If you guys have questions, I'll try to answer.


Thanks for the info, ms. Which translation of the Seher Zohar did you read, and is it widely available?The Golem (for those who don't know) is a man of earth/clay made a Kabbalist. The Kab. then channels some of G-d's power of divine creation into a stone and places the stone into the Golem. It can then defend the community, do chores, etc. However, after 28 days, it returns to the dust from which you created it.I once wrote a short story about a golem. It got rejected by the first place I sent it to, because they considered it to be "unsuitable for our largely Catholic readership". Apparently Catholics don't like to read stories which have Jewish protagonists...


thanks for going the extra mile with all that info. I really appreciate it.
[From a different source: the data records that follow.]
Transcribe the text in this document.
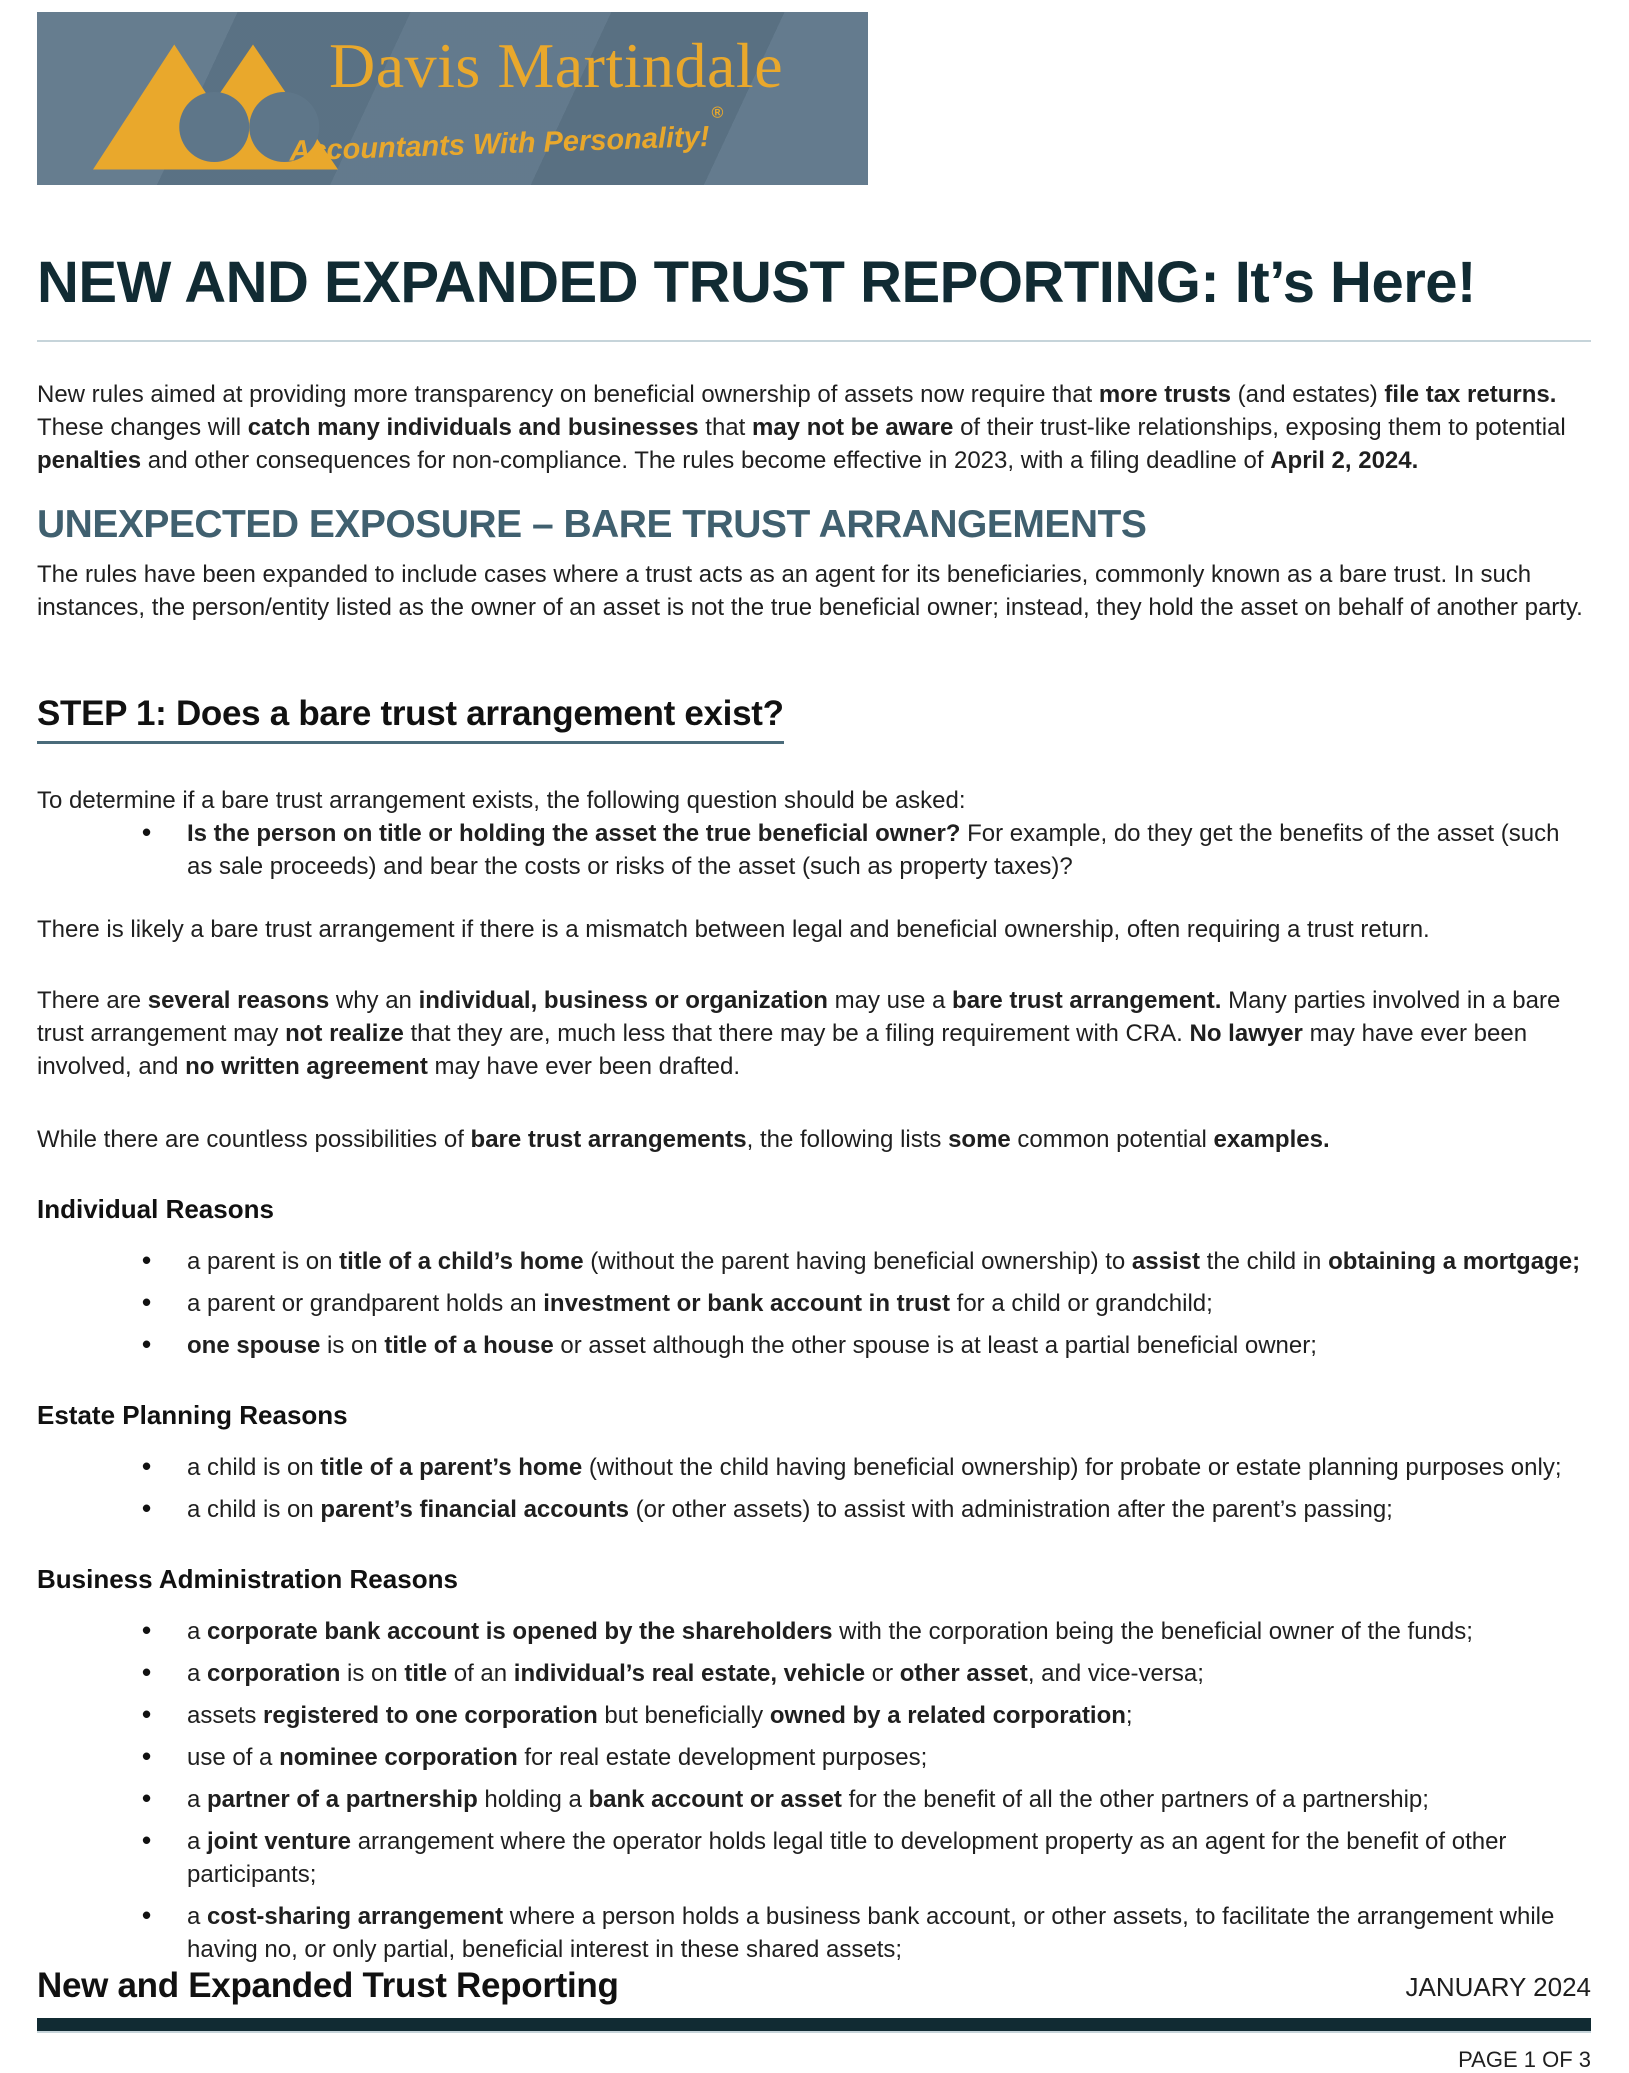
Davis Martindale
Accountants With Personality!®
NEW AND EXPANDED TRUST REPORTING: It’s Here!

New rules aimed at providing more transparency on beneficial ownership of assets now require that more trusts (and estates) file tax returns. These changes will catch many individuals and businesses that may not be aware of their trust-like relationships, exposing them to potential penalties and other consequences for non-compliance. The rules become effective in 2023, with a filing deadline of April 2, 2024.

UNEXPECTED EXPOSURE – BARE TRUST ARRANGEMENTS

The rules have been expanded to include cases where a trust acts as an agent for its beneficiaries, commonly known as a bare trust. In such instances, the person/entity listed as the owner of an asset is not the true beneficial owner; instead, they hold the asset on behalf of another party.

STEP 1: Does a bare trust arrangement exist?

To determine if a bare trust arrangement exists, the following question should be asked:

• Is the person on title or holding the asset the true beneficial owner? For example, do they get the benefits of the asset (such as sale proceeds) and bear the costs or risks of the asset (such as property taxes)?

There is likely a bare trust arrangement if there is a mismatch between legal and beneficial ownership, often requiring a trust return.

There are several reasons why an individual, business or organization may use a bare trust arrangement. Many parties involved in a bare trust arrangement may not realize that they are, much less that there may be a filing requirement with CRA. No lawyer may have ever been involved, and no written agreement may have ever been drafted.

While there are countless possibilities of bare trust arrangements, the following lists some common potential examples.

Individual Reasons
• a parent is on title of a child’s home (without the parent having beneficial ownership) to assist the child in obtaining a mortgage;
• a parent or grandparent holds an investment or bank account in trust for a child or grandchild;
• one spouse is on title of a house or asset although the other spouse is at least a partial beneficial owner;
Estate Planning Reasons
• a child is on title of a parent’s home (without the child having beneficial ownership) for probate or estate planning purposes only;
• a child is on parent’s financial accounts (or other assets) to assist with administration after the parent’s passing;
Business Administration Reasons
• a corporate bank account is opened by the shareholders with the corporation being the beneficial owner of the funds;
• a corporation is on title of an individual’s real estate, vehicle or other asset, and vice-versa;
• assets registered to one corporation but beneficially owned by a related corporation;
• use of a nominee corporation for real estate development purposes;
• a partner of a partnership holding a bank account or asset for the benefit of all the other partners of a partnership;
• a joint venture arrangement where the operator holds legal title to development property as an agent for the benefit of other participants;
• a cost-sharing arrangement where a person holds a business bank account, or other assets, to facilitate the arrangement while having no, or only partial, beneficial interest in these shared assets;
New and Expanded Trust Reporting	JANUARY 2024
PAGE 1 OF 3
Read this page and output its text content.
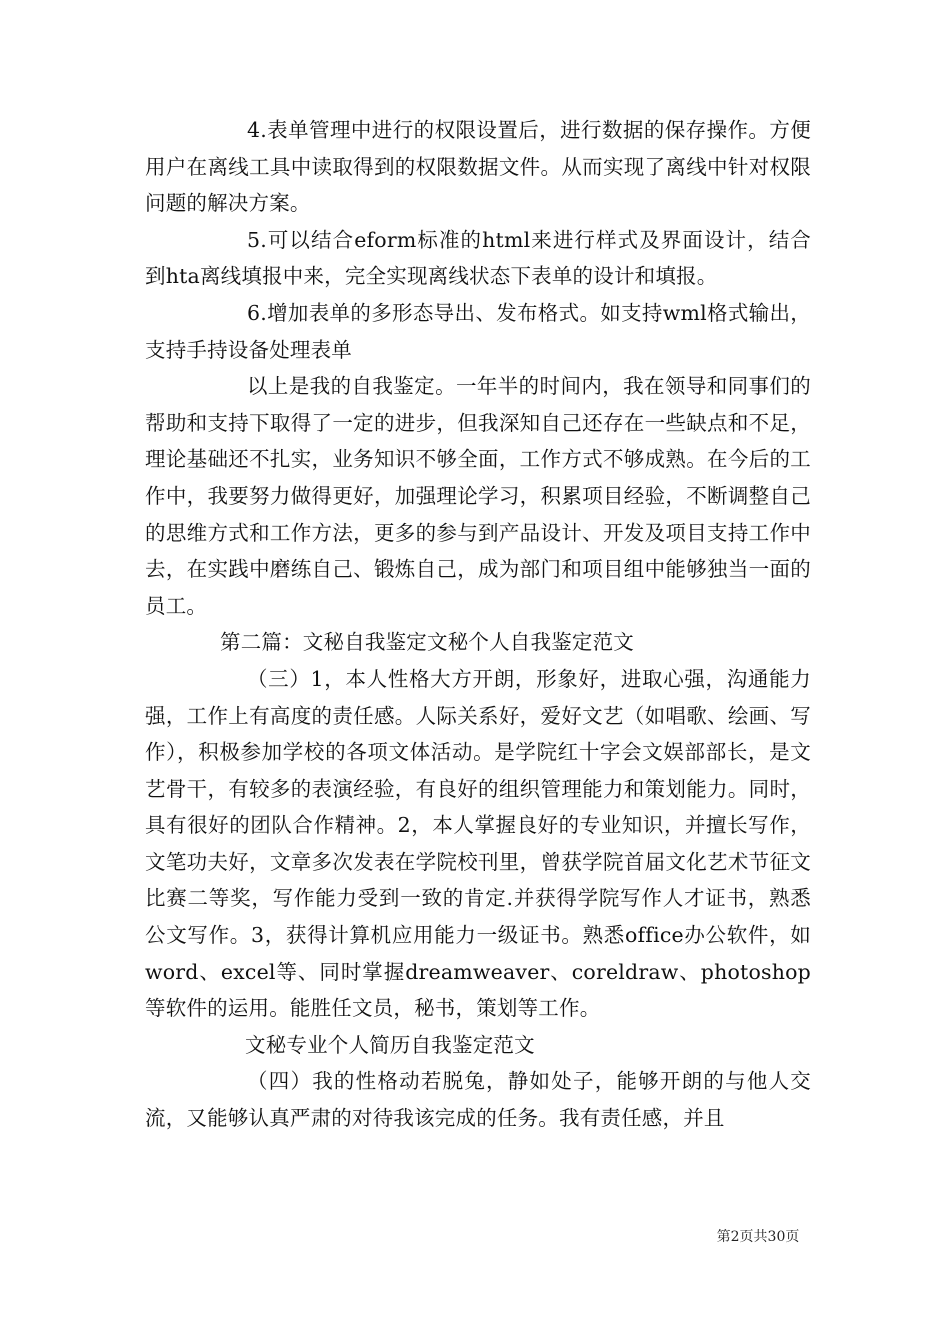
4.表单管理中进行的权限设置后，进行数据的保存操作。方便用户在离线工具中读取得到的权限数据文件。从而实现了离线中针对权限问题的解决方案。

5.可以结合eform标准的html来进行样式及界面设计，结合到hta离线填报中来，完全实现离线状态下表单的设计和填报。

6.增加表单的多形态导出、发布格式。如支持wml格式输出，支持手持设备处理表单

以上是我的自我鉴定。一年半的时间内，我在领导和同事们的帮助和支持下取得了一定的进步，但我深知自己还存在一些缺点和不足，理论基础还不扎实，业务知识不够全面，工作方式不够成熟。在今后的工作中，我要努力做得更好，加强理论学习，积累项目经验，不断调整自己的思维方式和工作方法，更多的参与到产品设计、开发及项目支持工作中去，在实践中磨练自己、锻炼自己，成为部门和项目组中能够独当一面的员工。

第二篇：文秘自我鉴定文秘个人自我鉴定范文

（三）1，本人性格大方开朗，形象好，进取心强，沟通能力强，工作上有高度的责任感。人际关系好，爱好文艺（如唱歌、绘画、写作），积极参加学校的各项文体活动。是学院红十字会文娱部部长，是文艺骨干，有较多的表演经验，有良好的组织管理能力和策划能力。同时，具有很好的团队合作精神。2，本人掌握良好的专业知识，并擅长写作，文笔功夫好，文章多次发表在学院校刊里，曾获学院首届文化艺术节征文比赛二等奖，写作能力受到一致的肯定.并获得学院写作人才证书，熟悉公文写作。3，获得计算机应用能力一级证书。熟悉office办公软件，如word、excel等、同时掌握dreamweaver、coreldraw、photoshop等软件的运用。能胜任文员，秘书，策划等工作。

文秘专业个人简历自我鉴定范文

（四）我的性格动若脱兔，静如处子，能够开朗的与他人交流，又能够认真严肃的对待我该完成的任务。我有责任感，并且

第2页共30页
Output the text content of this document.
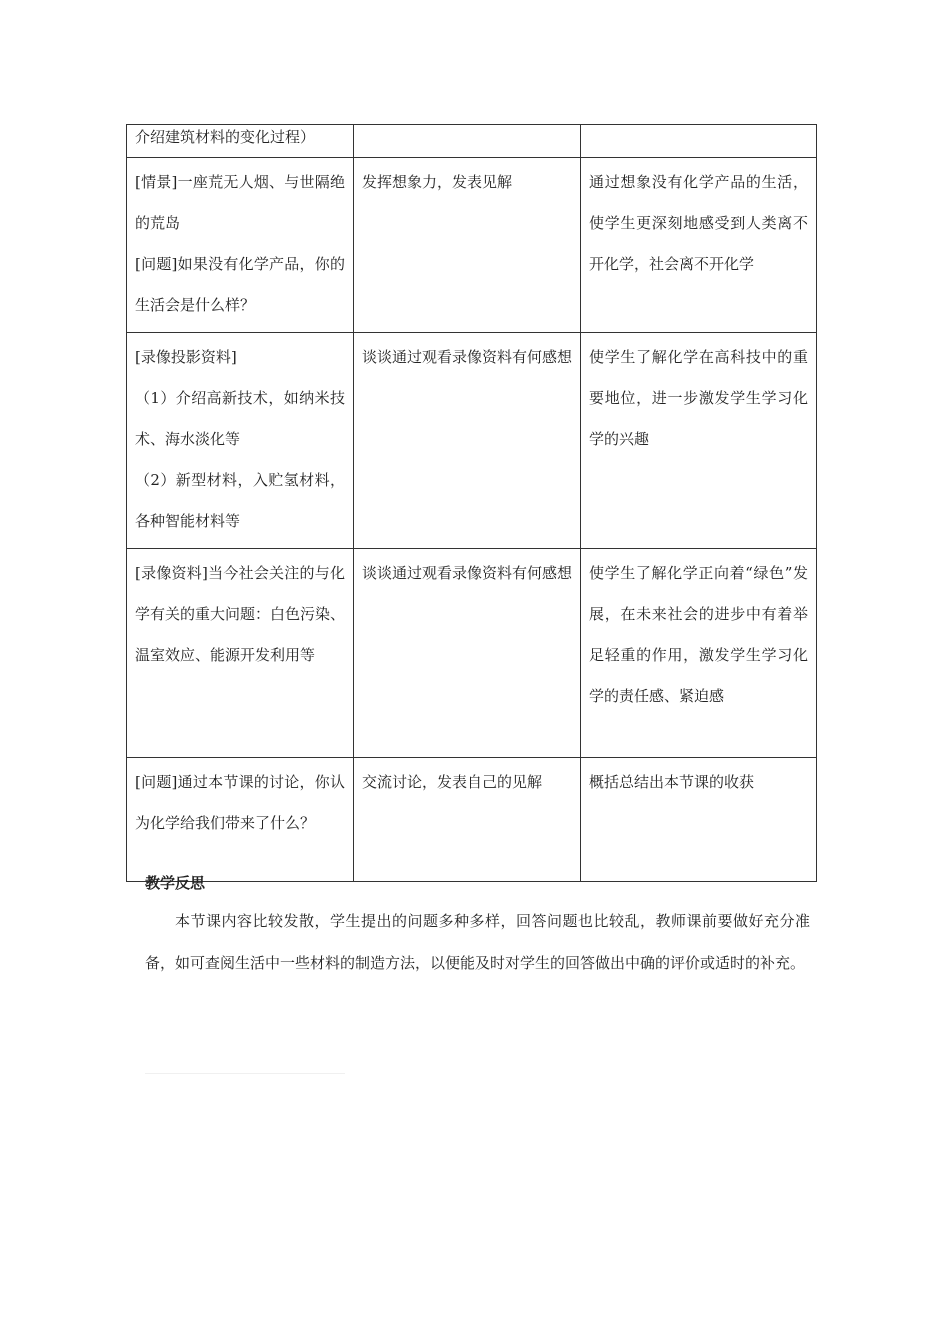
介绍建筑材料的变化过程）		

[情景]一座荒无人烟、与世隔绝的荒岛
[问题]如果没有化学产品，你的生活会是什么样？	发挥想象力，发表见解	通过想象没有化学产品的生活，使学生更深刻地感受到人类离不开化学，社会离不开化学

[录像投影资料]
（1）介绍高新技术，如纳米技术、海水淡化等
（2）新型材料，入贮氢材料，各种智能材料等	谈谈通过观看录像资料有何感想	使学生了解化学在高科技中的重要地位，进一步激发学生学习化学的兴趣

[录像资料]当今社会关注的与化学有关的重大问题：白色污染、温室效应、能源开发利用等	谈谈通过观看录像资料有何感想	使学生了解化学正向着“绿色”发展，在未来社会的进步中有着举足轻重的作用，激发学生学习化学的责任感、紧迫感

[问题]通过本节课的讨论，你认为化学给我们带来了什么？	交流讨论，发表自己的见解	概括总结出本节课的收获
教学反思
本节课内容比较发散，学生提出的问题多种多样，回答问题也比较乱，教师课前要做好充分准备，如可查阅生活中一些材料的制造方法，以便能及时对学生的回答做出中确的评价或适时的补充。
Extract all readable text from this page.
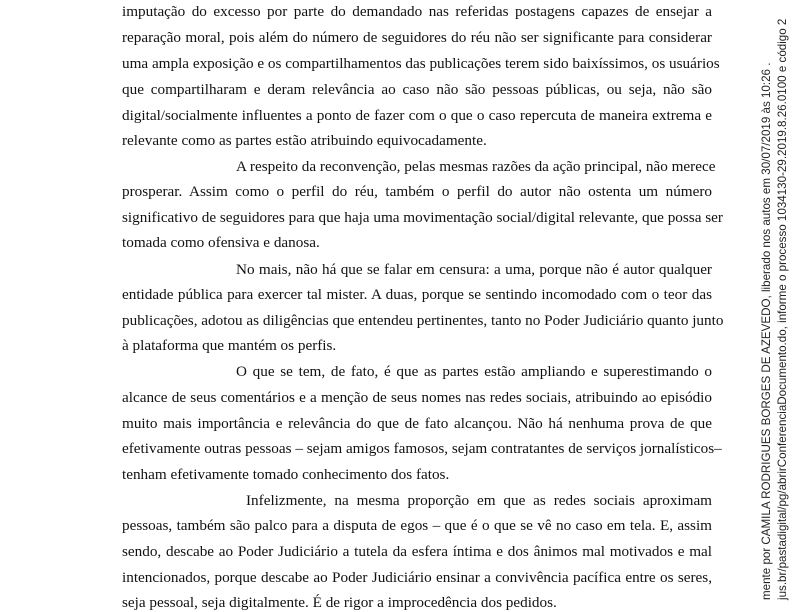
imputação do excesso por parte do demandado nas referidas postagens capazes de ensejar a
reparação moral, pois além do número de seguidores do réu não ser significante para considerar
uma ampla exposição e os compartilhamentos das publicações terem sido baixíssimos, os usuários
que compartilharam e deram relevância ao caso não são pessoas públicas, ou seja, não são
digital/socialmente influentes a ponto de fazer com o que o caso repercuta de maneira extrema e
relevante como as partes estão atribuindo equivocadamente.
A respeito da reconvenção, pelas mesmas razões da ação principal, não merece
prosperar. Assim como o perfil do réu, também o perfil do autor não ostenta um número
significativo de seguidores para que haja uma movimentação social/digital relevante, que possa ser
tomada como ofensiva e danosa.
No mais, não há que se falar em censura: a uma, porque não é autor qualquer
entidade pública para exercer tal mister. A duas, porque se sentindo incomodado com o teor das
publicações, adotou as diligências que entendeu pertinentes, tanto no Poder Judiciário quanto junto
à plataforma que mantém os perfis.
O que se tem, de fato, é que as partes estão ampliando e superestimando o
alcance de seus comentários e a menção de seus nomes nas redes sociais, atribuindo ao episódio
muito mais importância e relevância do que de fato alcançou. Não há nenhuma prova de que
efetivamente outras pessoas – sejam amigos famosos, sejam contratantes de serviços jornalísticos–
tenham efetivamente tomado conhecimento dos fatos.
Infelizmente, na mesma proporção em que as redes sociais aproximam
pessoas, também são palco para a disputa de egos – que é o que se vê no caso em tela. E, assim
sendo, descabe ao Poder Judiciário a tutela da esfera íntima e dos ânimos mal motivados e mal
intencionados, porque descabe ao Poder Judiciário ensinar a convivência pacífica entre os seres,
seja pessoal, seja digitalmente. É de rigor a improcedência dos pedidos.
mente por CAMILA RODRIGUES BORGES DE AZEVEDO, liberado nos autos em 30/07/2019 às 10:26 . jus.br/pastadigital/pg/abrirConferenciaDocumento.do, informe o processo 1034130-29.2019.8.26.0100 e código 2
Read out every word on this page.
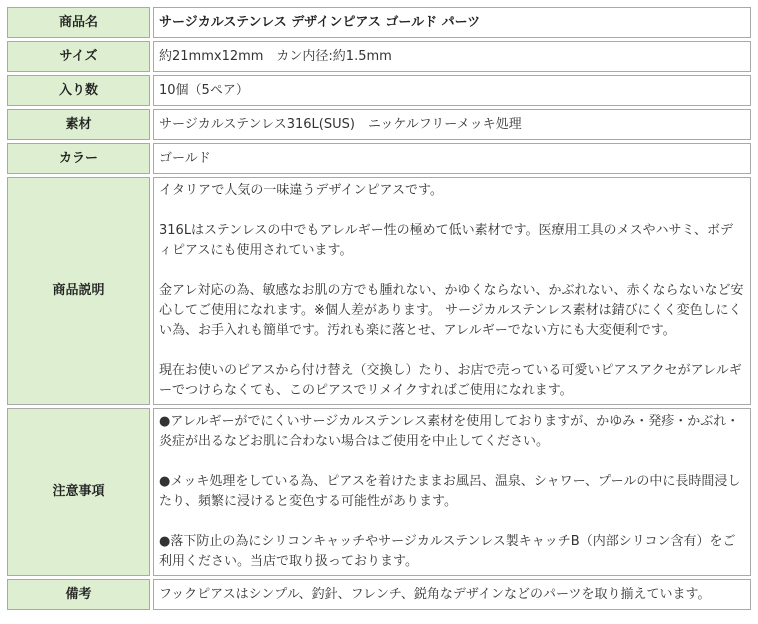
商品名	サージカルステンレス デザインピアス ゴールド パーツ
サイズ	約21mmx12mm　カン内径:約1.5mm
入り数	10個（5ペア）
素材	サージカルステンレス316L(SUS)　ニッケルフリーメッキ処理
カラー	ゴールド
商品説明	イタリアで人気の一味違うデザインピアスです。

316Lはステンレスの中でもアレルギー性の極めて低い素材です。医療用工具のメスやハサミ、ボディピアスにも使用されています。

金アレ対応の為、敏感なお肌の方でも腫れない、かゆくならない、かぶれない、赤くならないなど安心してご使用になれます。※個人差があります。 サージカルステンレス素材は錆びにくく変色しにくい為、お手入れも簡単です。汚れも楽に落とせ、アレルギーでない方にも大変便利です。

現在お使いのピアスから付け替え（交換し）たり、お店で売っている可愛いピアスアクセがアレルギーでつけらなくても、このピアスでリメイクすればご使用になれます。

注意事項	●アレルギーがでにくいサージカルステンレス素材を使用しておりますが、かゆみ・発疹・かぶれ・炎症が出るなどお肌に合わない場合はご使用を中止してください。

●メッキ処理をしている為、ピアスを着けたままお風呂、温泉、シャワー、プールの中に長時間浸したり、頻繁に浸けると変色する可能性があります。

●落下防止の為にシリコンキャッチやサージカルステンレス製キャッチB（内部シリコン含有）をご利用ください。当店で取り扱っております。

備考	フックピアスはシンプル、釣針、フレンチ、鋭角なデザインなどのパーツを取り揃えています。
Its quite intresting and does tie into some of my spiritual beliefs quite well.

Thanks again



On a completely unrelated note. I have been thinking of learning hewbrew as I feel a need to connect to that portion of my heritage. I don't suppose there is a particular program you might recommend? I was raised a christian in america so other than my mothers insistance that we learn prayers and whatnot my heritage is somewhat lacking. Any info would be appreciated.


IBI- I'd have to go back to the library to check. I do remember that on the cover page it had the stamp from a Rabbinical Council and was published by a well-known Jewish Press, not a nobody. Lol @ "unsuitable for our largely Catholic readership".

Josh- No problem, its why I'm here. First, try to find a local Chabad House. Assuming your mother is Jewish, you are Jewish and they will be forced to accept you (this has been a problem in some places). Many Chabad houses offer free or very cheap classes in Judaism, Hebrew, etc. (the max I know is 7$/class- still very cheap). If you can't find one or one you like, consider the local synagogues, local Hillel and if their is a Yeshiva near-by, consider it as well. Your local uni may offer Heb. I and II courses. If their is a local Jewish bookstore get printed and audio books at the grade 3-6 level and try to learn to read them with the tapes.


bombshelter - Bulls-eye!

I actually agree with you there bombshelter. The thought of standing before the creator, in true communion with Him, and in total lack of control, with nothing to justify ourselves with, (our adherance to ritual and law) frightens people horribly.

the rev


I request that you archive this thread.

It is full of excellent information as well as some good references.

I think anyone who is interested in knowing at least some fundamental information about Kabbalah has a good source in this thread.

This is why I request that you archive it.



Hmm... I can only see it in archive.

Yeah, it is frightening to be cleaved to G-d. Their is a story in Chasidism how many guys came in and put on their prayer shawls, prayed and left. One guy, would come super early and it would take him close to an hour of mental prep. before he'd put on his prayer shawl! That's preparing to know G-d.